Sivas Sultanisi’nde orta öğrenimini tamamladı.
Lise eğitiminden sonra müzik tutkusu ağır bastığından, eğitimine devam etmedi ve kendini müziğe adadı.
Müziğe kendi gayretiyle öğrendiği Ud ile başladı.
En çok etkilendiği kişi Tamburi Cemil Bey oldu.
Klasik Türk müziği’nin, notaya dayanan kültürüne vakıftı.
Bir ara, kemana da heves etti.
Yatağının yanında udu, kemanı daima dururdu.
Sabahları, en büyük zevki sazlarıyla ilgilenmek olurdu.
Sonradan, tambura tutuldu.
Uddaki başarısını tamburda gösterebilmek için, bütün çalışmalarını bu saza döktü.
Mızrabı güzeldi, artık o udi değil; Tamburi Ömer Altuğ olarak anılmaya başlamıştı.
Kemanın verdiği yetenekle yaylı tamburdaki başarısı daha da ağır bastı.
Bunun sonucunda güfte, beste ve saz semaileri ortaya çıkardı.

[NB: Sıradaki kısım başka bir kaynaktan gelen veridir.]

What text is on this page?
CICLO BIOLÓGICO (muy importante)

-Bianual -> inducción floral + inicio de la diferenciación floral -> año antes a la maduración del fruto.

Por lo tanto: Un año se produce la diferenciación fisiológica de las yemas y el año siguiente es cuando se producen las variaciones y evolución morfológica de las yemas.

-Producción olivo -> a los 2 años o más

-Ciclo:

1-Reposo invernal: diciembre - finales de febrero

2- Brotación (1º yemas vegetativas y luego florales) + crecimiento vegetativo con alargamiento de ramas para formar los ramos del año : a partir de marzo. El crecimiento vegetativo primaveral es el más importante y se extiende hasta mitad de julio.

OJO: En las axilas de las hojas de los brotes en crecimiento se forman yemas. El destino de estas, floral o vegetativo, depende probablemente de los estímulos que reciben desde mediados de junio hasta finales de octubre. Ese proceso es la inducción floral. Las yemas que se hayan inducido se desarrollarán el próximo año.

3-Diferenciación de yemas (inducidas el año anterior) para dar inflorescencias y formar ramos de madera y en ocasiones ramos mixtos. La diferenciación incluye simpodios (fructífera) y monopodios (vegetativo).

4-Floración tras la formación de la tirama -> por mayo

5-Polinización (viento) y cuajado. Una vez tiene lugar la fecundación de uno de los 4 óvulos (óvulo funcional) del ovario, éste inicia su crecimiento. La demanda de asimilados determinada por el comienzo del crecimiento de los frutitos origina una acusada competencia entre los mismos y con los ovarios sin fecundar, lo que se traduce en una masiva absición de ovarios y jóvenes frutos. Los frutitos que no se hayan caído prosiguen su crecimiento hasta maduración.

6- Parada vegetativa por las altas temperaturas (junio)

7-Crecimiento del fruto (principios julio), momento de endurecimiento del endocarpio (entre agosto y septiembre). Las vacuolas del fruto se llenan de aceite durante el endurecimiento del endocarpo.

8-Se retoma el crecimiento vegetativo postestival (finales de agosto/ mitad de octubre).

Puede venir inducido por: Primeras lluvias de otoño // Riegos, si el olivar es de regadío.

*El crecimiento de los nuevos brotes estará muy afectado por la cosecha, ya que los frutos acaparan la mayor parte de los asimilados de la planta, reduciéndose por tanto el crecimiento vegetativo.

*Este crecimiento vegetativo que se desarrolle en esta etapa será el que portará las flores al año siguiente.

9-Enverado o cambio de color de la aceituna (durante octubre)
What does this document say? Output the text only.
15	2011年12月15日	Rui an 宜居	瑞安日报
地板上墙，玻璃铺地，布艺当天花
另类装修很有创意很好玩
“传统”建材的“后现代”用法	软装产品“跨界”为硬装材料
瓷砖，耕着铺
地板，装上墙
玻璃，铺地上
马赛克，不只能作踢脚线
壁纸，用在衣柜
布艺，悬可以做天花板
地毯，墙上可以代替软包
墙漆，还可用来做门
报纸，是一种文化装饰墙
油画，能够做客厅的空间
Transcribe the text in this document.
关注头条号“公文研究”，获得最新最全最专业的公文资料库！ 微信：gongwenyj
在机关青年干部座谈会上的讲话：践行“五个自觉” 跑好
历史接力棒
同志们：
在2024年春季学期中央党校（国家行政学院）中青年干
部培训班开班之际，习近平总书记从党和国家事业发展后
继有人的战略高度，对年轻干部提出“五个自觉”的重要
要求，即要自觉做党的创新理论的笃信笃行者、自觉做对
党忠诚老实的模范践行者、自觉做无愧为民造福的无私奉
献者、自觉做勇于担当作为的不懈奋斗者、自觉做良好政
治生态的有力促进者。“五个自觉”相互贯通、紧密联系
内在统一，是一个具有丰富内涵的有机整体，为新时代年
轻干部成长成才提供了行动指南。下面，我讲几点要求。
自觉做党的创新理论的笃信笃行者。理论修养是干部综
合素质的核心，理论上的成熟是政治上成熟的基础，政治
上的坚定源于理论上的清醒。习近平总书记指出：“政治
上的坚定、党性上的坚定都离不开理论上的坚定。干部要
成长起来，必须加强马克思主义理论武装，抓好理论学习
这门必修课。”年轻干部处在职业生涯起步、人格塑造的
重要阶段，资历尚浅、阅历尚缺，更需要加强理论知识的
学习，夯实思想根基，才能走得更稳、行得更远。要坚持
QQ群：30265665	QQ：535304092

Müziğe olan tutkusunun yanında, güzel sanatların her dalına karşı da bir eğilimi bulunmaktaydı.
Bunlardan biri olan hattatlıkla ilgilendiği gibi, kendi yeteneği dahilinde çalışmalar yapardı.
Sivas Halkevi’nde, kimi konuşmacıların yanında, müziğini icra eder, konuşmalara ayrı bir hava ve renk getirirdi.
Bu olaylar onu ve kendini müziğe adamış sanatçı arkadaşlarını Halkevi’ne bağlamıştı.
O zamanlar artık her hafta Cumartesi günleri, Halkevi hoparlörlerinden Sivas bu müziği dinliyordu.
Çok geçmeden TRT Ankara Radyosu’nda düzenlenen müzik folkloruyla ilgili çalışmalara Sivas Halkevi’ni de çağırdılar.
Bu vesileyle, Radyoevi’nin Türk Müziği bölümünde çalışanlarla tanıştı ve kısa zaman sonra da 1944 senesinde Ankara Radyosu sınavlarını kazanarak radyonun kadrolu sanatçılarından biri oldu.
Radyo sanatçılığının yanı sıra Milli Savunma Bakanlığı ve Harita Genel Müdürlüğü’nde çalıştı.
Hiçbir zaman, piyasada çalışmadı. Çünkü müzik, O’nun için bir geçim kaynağı değil, ruhunun besin ve ilham kaynağıydı.
Onun sanatçı ruhu Ankara’ya hiçbir zaman ısınamadı.
Emekli bile olamadan hastalığının belirtileri ortaya çıkınca Sivas’a döndü ve bir bürokrat şehri olan Ankara’nın her çeşit hengamesinden uzak bir hayat yaşamayı tercih etti.
Bir süre sonra hastalığı ilerledi ve 9 Mart 1965 tarihinde 58 yaşında, Sivas’ta hayatını kaybetti.
Geride, birçok beste, güfte ve şarkı bıraktı.